Doctors have good reason to be skeptical about these types of devices. Medical apps have an abysmal track record for accuracy and effectiveness. For example, researchers at Johns Hopkins University School of Medicine looked into a widely popular blood pressure app that promised to report a person’s blood pressure and let them know whether they were within the healthy range. It was wrong nearly 80% of the time. 

I don’t know about you, but I could probably guess my blood pressure with better accuracy than that.

So how accurate is the Owlet or any of the other devices that promises to save our babies’ lives? Your guess is as good as mine. We have no evidence to validate the claims made by the manufacturers or our fellow parents who recommend them. 

Furthermore, medical studies have been conducted in the past that used hospital devices measuring pulse oximetry and other variables to determine whether this kept babies safer after they were sent home from the hospital. They didn’t.

A false sense of security

Beyond the question of whether the use of these devices is helpful, a concern of many pediatricians is that the use of the device may even be harmful.

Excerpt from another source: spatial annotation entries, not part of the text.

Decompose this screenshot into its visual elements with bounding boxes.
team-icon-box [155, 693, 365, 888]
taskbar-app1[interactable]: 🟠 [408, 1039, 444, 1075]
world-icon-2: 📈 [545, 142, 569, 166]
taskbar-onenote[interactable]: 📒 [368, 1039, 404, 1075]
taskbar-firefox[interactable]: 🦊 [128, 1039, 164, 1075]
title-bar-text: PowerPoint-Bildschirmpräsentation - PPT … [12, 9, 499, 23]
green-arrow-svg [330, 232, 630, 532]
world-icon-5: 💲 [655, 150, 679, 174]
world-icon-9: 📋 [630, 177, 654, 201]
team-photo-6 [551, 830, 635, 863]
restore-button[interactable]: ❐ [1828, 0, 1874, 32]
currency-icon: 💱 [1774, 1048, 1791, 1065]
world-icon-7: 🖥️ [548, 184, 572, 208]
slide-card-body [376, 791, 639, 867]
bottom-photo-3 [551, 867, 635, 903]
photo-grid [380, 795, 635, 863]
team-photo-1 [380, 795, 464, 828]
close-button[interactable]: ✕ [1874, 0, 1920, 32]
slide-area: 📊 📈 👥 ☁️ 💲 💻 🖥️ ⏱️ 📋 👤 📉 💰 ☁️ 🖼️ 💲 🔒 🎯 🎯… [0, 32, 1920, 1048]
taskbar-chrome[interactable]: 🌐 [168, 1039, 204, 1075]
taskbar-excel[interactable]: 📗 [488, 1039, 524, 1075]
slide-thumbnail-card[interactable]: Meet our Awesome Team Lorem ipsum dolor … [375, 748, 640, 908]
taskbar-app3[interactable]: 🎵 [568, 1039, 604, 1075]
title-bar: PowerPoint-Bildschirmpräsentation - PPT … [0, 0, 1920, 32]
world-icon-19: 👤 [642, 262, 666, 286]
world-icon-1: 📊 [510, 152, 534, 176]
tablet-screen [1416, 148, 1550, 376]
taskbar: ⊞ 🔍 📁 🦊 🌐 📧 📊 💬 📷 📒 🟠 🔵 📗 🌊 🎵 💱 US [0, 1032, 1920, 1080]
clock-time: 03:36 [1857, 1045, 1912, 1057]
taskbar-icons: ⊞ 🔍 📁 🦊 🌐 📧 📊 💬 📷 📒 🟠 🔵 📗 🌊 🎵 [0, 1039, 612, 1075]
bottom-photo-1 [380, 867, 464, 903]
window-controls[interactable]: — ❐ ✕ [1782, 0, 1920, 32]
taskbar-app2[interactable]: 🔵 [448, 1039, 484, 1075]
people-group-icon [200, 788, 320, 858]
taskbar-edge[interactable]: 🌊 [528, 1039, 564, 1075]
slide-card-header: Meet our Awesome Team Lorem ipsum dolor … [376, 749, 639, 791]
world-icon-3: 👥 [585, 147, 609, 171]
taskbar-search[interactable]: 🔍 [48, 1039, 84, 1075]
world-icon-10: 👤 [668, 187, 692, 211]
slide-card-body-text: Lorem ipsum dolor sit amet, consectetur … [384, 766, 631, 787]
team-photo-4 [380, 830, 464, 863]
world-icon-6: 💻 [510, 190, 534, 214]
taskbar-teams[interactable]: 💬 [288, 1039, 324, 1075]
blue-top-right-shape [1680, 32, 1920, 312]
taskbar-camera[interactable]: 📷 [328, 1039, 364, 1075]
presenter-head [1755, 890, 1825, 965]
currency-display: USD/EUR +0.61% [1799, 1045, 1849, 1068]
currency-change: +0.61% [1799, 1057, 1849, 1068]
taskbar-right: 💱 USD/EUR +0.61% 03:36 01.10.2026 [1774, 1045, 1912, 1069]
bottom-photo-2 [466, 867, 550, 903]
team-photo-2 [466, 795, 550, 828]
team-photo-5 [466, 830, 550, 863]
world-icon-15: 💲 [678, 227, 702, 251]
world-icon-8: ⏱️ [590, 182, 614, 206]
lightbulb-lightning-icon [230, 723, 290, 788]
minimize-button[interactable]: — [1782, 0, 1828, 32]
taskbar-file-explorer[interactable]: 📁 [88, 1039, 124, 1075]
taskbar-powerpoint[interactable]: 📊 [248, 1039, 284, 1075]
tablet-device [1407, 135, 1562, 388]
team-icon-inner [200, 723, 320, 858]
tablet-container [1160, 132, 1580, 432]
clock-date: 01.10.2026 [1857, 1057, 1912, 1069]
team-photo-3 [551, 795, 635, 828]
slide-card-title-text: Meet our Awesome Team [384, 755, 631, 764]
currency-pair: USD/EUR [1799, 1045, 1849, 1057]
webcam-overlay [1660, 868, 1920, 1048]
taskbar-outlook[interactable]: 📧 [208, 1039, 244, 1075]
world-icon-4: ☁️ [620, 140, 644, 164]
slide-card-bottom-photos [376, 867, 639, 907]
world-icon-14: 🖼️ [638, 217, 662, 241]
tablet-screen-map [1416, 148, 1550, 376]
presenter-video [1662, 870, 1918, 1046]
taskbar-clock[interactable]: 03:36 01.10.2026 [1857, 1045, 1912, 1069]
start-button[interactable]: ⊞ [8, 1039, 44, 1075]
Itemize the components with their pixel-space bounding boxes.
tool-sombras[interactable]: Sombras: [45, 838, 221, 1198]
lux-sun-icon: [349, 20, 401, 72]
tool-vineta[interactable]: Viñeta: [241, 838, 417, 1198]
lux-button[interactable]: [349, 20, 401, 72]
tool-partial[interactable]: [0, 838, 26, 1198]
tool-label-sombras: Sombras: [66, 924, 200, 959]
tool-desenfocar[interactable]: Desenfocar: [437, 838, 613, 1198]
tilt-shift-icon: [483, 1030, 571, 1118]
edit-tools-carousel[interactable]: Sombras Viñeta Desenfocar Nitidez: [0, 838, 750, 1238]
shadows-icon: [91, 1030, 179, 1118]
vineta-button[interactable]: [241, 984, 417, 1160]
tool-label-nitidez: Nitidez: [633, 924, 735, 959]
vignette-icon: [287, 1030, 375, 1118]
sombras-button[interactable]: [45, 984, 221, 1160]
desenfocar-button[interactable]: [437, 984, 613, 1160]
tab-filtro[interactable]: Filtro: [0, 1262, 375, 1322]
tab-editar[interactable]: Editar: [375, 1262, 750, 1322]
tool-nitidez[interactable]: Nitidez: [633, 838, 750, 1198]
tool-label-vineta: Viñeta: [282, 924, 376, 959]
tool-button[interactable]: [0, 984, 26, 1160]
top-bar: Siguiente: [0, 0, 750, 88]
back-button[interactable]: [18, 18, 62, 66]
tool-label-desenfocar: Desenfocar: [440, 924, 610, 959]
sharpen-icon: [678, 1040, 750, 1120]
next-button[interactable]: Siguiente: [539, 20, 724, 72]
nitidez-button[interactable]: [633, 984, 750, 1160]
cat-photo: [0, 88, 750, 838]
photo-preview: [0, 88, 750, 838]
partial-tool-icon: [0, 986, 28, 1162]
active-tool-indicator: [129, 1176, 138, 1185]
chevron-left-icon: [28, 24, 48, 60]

The American Academy of Pediatrics (AAP) offers guidelines for safe infant sleep that have been proven to prevent infant deaths. Infants who are put to sleep under the following conditions are less likely to suffer SIDS:

-Sleep on a firm, flat surface with no blankets or soft bedding

-Does not co-sleep or share a sleep surface

-Are not overheated

            -Are not exposed to smoke, alcohol or illicit drugs

            -Are breastfed

            -Are immunized

            -Use a pacifier during naps and nighttime

Among these recommendations, pediatricians also caution parents “not to use home cardiorespiratory monitors as a strategy to reduce the risk of SIDS.”

If parents feel they have a safety net with a device that will let them know if a baby’s in trouble, they may be less likely to follow through with the safety interventions that we know saves lives. I’ve heard a few variations of this rationale, and it goes something like this: “Well, I know my baby is really supposed to sleep on his back, but he sleeps SO much better on his tummy. I figured if we have the smart sock to measure his breathing and stuff that it’s okay to let him sleep on his stomach.”

An unproven device cannot take the place of proven interventions that saves lives. It just can’t.

If you have a question about using one of these devices, talk to your pediatrician. Share your concerns and let your doctor help you figure out the next best steps in caring for your child to keep him happy, safe and healthy.